A Coaster That Everyone Knows…
Seriously. Ask anyone what Space Mountain is and I guarantee they’ll say “oh it’s that big white dome at Disney World!”. It’s an icon that can be recognized from all across the world (literally, because almost every international park has a version of the ride). That said, just because a ride is popular doesn’t mean it’s good. Space Mountain is quite the old ride (it was built in 1975), so it’s obviously got some mileage on it. Does the ride come still off as charming and exciting as it did years ago? Let’s find out.
Retro Space Expedition
One of the initial positives about Space Mountain is its exterior and queue theming. As you walk through the queue tunnels you are greeted with various space pictures and broadcasts that make it feel like you’re in a 1980’s space station (it’s cooler than it sounds). It really gives you that classic Disney immersion, which is always a bonus.
As you approach the station, you are asked to go to either the Alpha side or the Omega side. This is because Space Mountain is actually two roller coasters. I’m pretty sure the tracks are mirror images of each other, so the ride experience is pretty much the same, but it still is nice to have a little bit of variety depending on what side you’re on.

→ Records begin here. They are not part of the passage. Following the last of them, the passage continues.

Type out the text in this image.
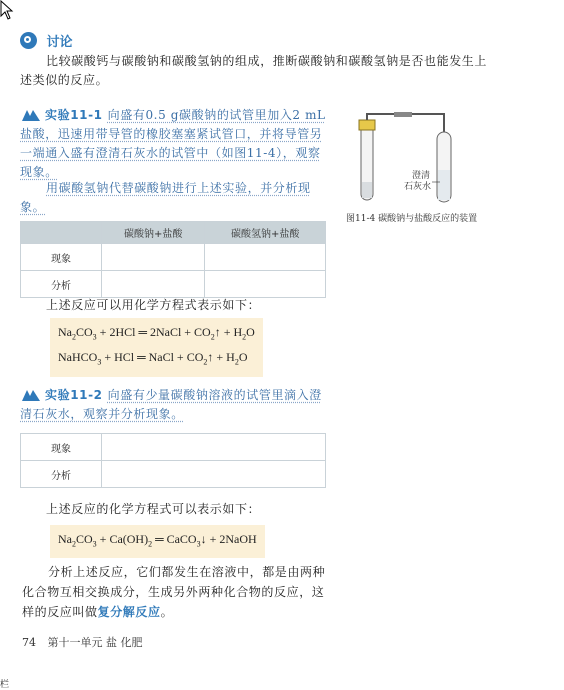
讨论
比较碳酸钙与碳酸钠和碳酸氢钠的组成，推断碳酸钠和碳酸氢钠是否也能发生上述类似的反应。
实验11-1 向盛有0.5 g碳酸钠的试管里加入2 mL盐酸，迅速用带导管的橡胶塞塞紧试管口，并将导管另一端通入盛有澄清石灰水的试管中（如图11-4），观察现象。
用碳酸氢钠代替碳酸钠进行上述实验，并分析现象。
澄清
石灰水
图11-4 碳酸钠与盐酸反应的装置
	碳酸钠+盐酸	碳酸氢钠+盐酸
现象		
分析		
上述反应可以用化学方程式表示如下：
$Na_2CO_3 + 2HCl$ ═ 2NaCl + $CO_2↑ + H_2O$
NaHCO$_3$ + HCl ═ NaCl + $CO_2↑ + H_2O$
实验11-2 向盛有少量碳酸钠溶液的试管里滴入澄清石灰水，观察并分析现象。
现象	
分析	
上述反应的化学方程式可以表示如下：
$Na_2CO_3 + Ca(OH)_2$ ═ CaCO$_3$↓ + 2NaOH
分析上述反应，它们都发生在溶液中，都是由两种化合物互相交换成分，生成另外两种化合物的反应，这样的反应叫做复分解反应。
74 第十一单元 盐 化肥
栏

The vehicles are one of the best parts of ride. They are themed to look like a space shuttle, which of course adds to the immersion. The best part about them though is that they are only 1 person per row. This means that if you are sitting in the front you are going to feel extremely isolated with nothing but darkness ahead of you. Although the front is probably the best seat, the back is also pretty nice due to it having the most airtime and intensity.
Fun, but Dated…
The actually roller coaster is pretty enjoyable overall, with lots of dips and sharp turns that are thrilling enough for both coaster enthusiasts and casual theme park goers. That said, because Space Mountain was built in the 70s it lacks any outstanding elements that modern roller coasters have today. Pretty much the entire ride is just a bunch of turns and about 4 drops (the last drop is amazing in the back though). The dueling aspect is kind of cool, but there are only a couple points where it’s noticeable. Those moments are when you are going up the lift hill and during the drops next to the lift hill, because they are the only times where it isn’t pitch black around you. The darkness isn’t a negative though, as it makes the ride both feel faster and seem more terrifying. You can slightly make out support beams during the ride, which only adds to the scare-factor because you don’t know if you are going to hit them or not. Putting your hands up is very daunting, especially if you are tall. Basically, if it weren’t for the ride being in the dark, it probably wouldn’t be nearly as fun as it is.
Space Mountain is an above average roller coaster due to its pitch-black atmosphere and nostalgia factor. Sadly, it does suffer from being a bit rough and uninteresting due to its age. It is definitely a must do when visiting Walt Disney World, but that is because it is an awesome Disney attraction–not because it is an awesome roller coaster. Honestly, I hope that once the Tron roller coasters opens next door Disney will temporarily shut Space Mountain down to either retrack it or put a completely new track layout in. If they redid the coaster to be something more like Space Mountain: Mission 2 in Disneyland Paris, it would breathe some new life into an otherwise simplistic roller coaster. I definitely like space mountain, I just don’t love it.